503 errors in the UserVoice admin console
Incident Report for UserVoice
Postmortem

On October 19th between 10:00 and 11:30 PDT UserVoice experienced two approximately 10 minute infrastructure outages that caused site-wide outages and system unavailability.

Business Impact

During the outage end users and admins would have been unable to load or interact with UserVoice sites or widgets.

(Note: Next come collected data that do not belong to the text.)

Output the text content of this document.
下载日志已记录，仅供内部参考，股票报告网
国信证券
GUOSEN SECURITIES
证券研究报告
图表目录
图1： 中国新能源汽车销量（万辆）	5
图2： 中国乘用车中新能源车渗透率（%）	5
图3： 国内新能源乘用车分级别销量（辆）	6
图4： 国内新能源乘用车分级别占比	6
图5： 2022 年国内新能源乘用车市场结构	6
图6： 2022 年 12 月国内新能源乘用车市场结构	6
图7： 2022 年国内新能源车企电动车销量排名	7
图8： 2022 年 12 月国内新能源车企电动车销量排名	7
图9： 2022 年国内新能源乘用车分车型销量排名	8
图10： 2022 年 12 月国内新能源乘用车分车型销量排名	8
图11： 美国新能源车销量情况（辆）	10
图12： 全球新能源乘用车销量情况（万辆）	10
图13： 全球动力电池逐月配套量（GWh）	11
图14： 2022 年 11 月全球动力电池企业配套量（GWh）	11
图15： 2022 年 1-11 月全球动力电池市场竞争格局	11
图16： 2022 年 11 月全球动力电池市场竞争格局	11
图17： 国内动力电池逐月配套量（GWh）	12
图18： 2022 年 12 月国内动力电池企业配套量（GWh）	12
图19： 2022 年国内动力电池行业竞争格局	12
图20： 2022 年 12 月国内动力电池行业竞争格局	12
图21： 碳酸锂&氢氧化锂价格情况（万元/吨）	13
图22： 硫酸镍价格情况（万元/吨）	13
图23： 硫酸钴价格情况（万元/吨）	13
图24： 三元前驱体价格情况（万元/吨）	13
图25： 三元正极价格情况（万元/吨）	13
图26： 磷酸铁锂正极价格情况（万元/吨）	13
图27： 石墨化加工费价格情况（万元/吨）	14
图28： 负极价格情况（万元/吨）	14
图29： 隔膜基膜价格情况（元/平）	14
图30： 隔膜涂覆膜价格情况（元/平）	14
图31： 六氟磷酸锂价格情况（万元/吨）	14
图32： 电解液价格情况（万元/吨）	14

Email would have been delayed, but no emails were lost.

Root Cause

UserVoice uses an in-memory data-store cluster (Redis) to handle asynchronous job management and transient data storage.  A recent change to one of the libraries that use this service caused a very sudden increase in its usage. The sudden usage increase caused a system failure and prevented failover to like-sized standby services.

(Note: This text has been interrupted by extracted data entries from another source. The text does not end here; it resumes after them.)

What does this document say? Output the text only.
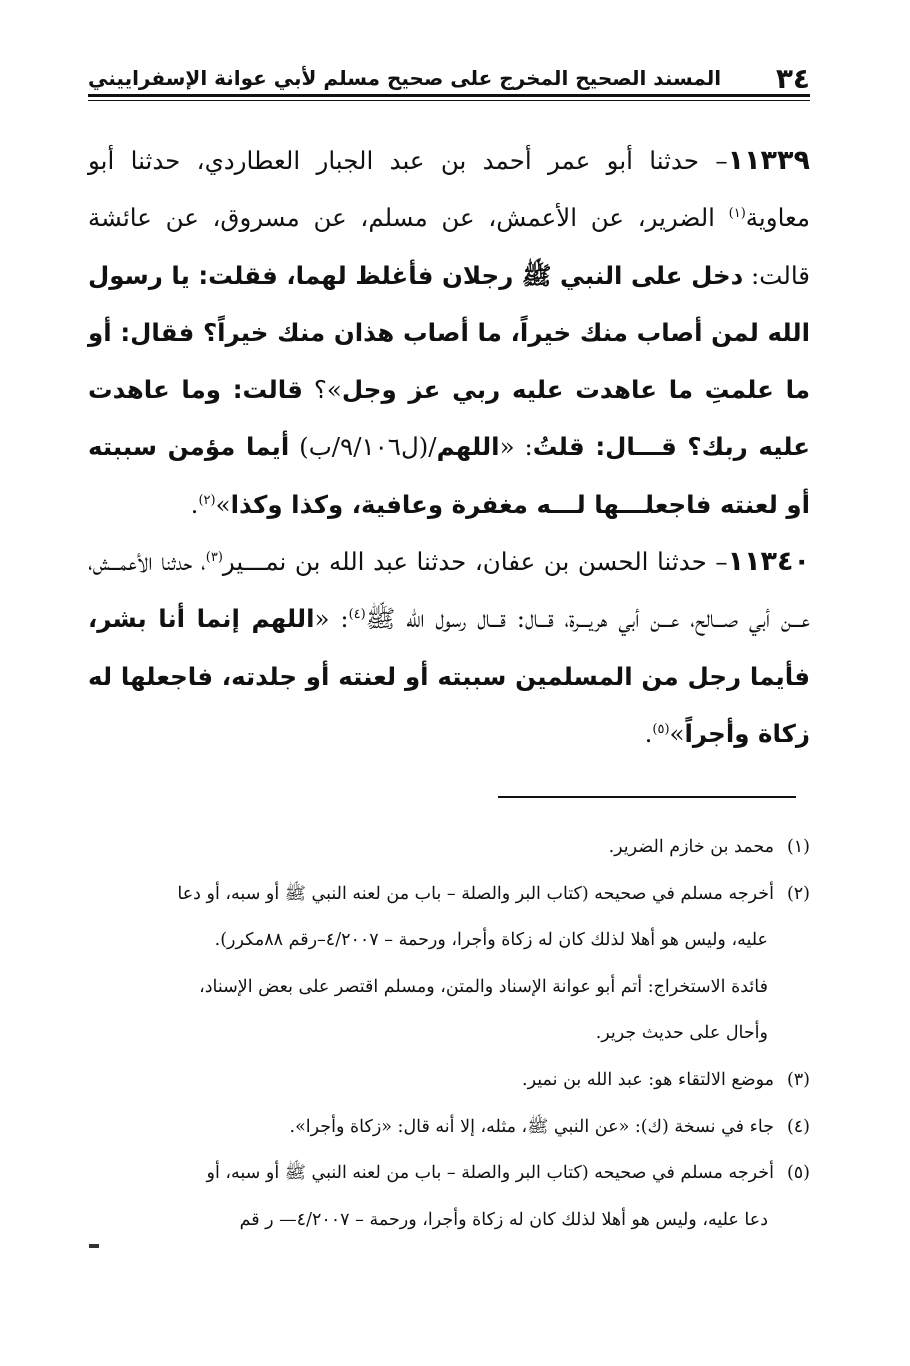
٣٤
المسند الصحيح المخرج على صحيح مسلم لأبي عوانة الإسفراييني

١١٣٣٩– حدثنا أبو عمر أحمد بن عبد الجبار العطاردي، حدثنا أبو معاوية$^{(١)}$ الضرير، عن الأعمش، عن مسلم، عن مسروق، عن عائشة قالت: دخل على النبي ﷺ رجلان فأغلظ لهما، فقلت: يا رسول الله لمن أصاب منك خيراً، ما أصاب هذان منك خيراً؟ فقال: أو ما علمتِ ما عاهدت عليه ربي عز وجل»؟ قالت: وما عاهدت عليه ربك؟ قـــال: قلتُ: «اللهم/(ل٩/١٠٦/ب) أيما مؤمن سببته أو لعنته فاجعلـــها لـــه مغفرة وعافية، وكذا وكذا»$^{(٢)}$.

١١٣٤٠– حدثنا الحسن بن عفان، حدثنا عبد الله بن نمـــير$^{(٣)}$، حدثنا الأعمـــش، عـــن أبي صـــالح، عـــن أبي هريـــرة، قـــال: قـــال رسول الله ﷺ$^{(٤)}$: «اللهم إنما أنا بشر، فأيما رجل من المسلمين سببته أو لعنته أو جلدته، فاجعلها له زكاة وأجراً»$^{(٥)}$.

(١)محمد بن خازم الضرير.

(٢)أخرجه مسلم في صحيحه (كتاب البر والصلة – باب من لعنه النبي ﷺ أو سبه، أو دعا

عليه، وليس هو أهلا لذلك كان له زكاة وأجرا، ورحمة – ٤/٢٠٠٧–رقم ٨٨مكرر).

فائدة الاستخراج: أتم أبو عوانة الإسناد والمتن، ومسلم اقتصر على بعض الإسناد،

وأحال على حديث جرير.

(٣)موضع الالتقاء هو: عبد الله بن نمير.

(٤)جاء في نسخة (ك): «عن النبي ﷺ، مثله، إلا أنه قال: «زكاة وأجرا».

(٥)أخرجه مسلم في صحيحه (كتاب البر والصلة – باب من لعنه النبي ﷺ أو سبه، أو

دعا عليه، وليس هو أهلا لذلك كان له زكاة وأجرا، ورحمة – ٤/٢٠٠٧— ر قم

What we are Doing to Prevent This

  • Increased sizing of our Redis cluster and added additional alerting to allow us to more quickly detect usage spikes
  • Fixed the library that wasn’t properly interacting with Redis
Posted Oct 23, 2018 - 14:13 EDT

Resolved
This incident has been resolved.
Posted Oct 19, 2018 - 18:38 EDT
Monitoring
A fix has been implemented and we are monitoring the results.
Posted Oct 19, 2018 - 15:07 EDT
Investigating
We are currently investigating 503 errors on UserVoice web portals and the admin console. This also affects the API and widgets.
Posted Oct 19, 2018 - 13:05 EDT
This incident affected: Web Portal (subdomain), Admin Console, UserVoice API, Helpdesk API, and Widgets.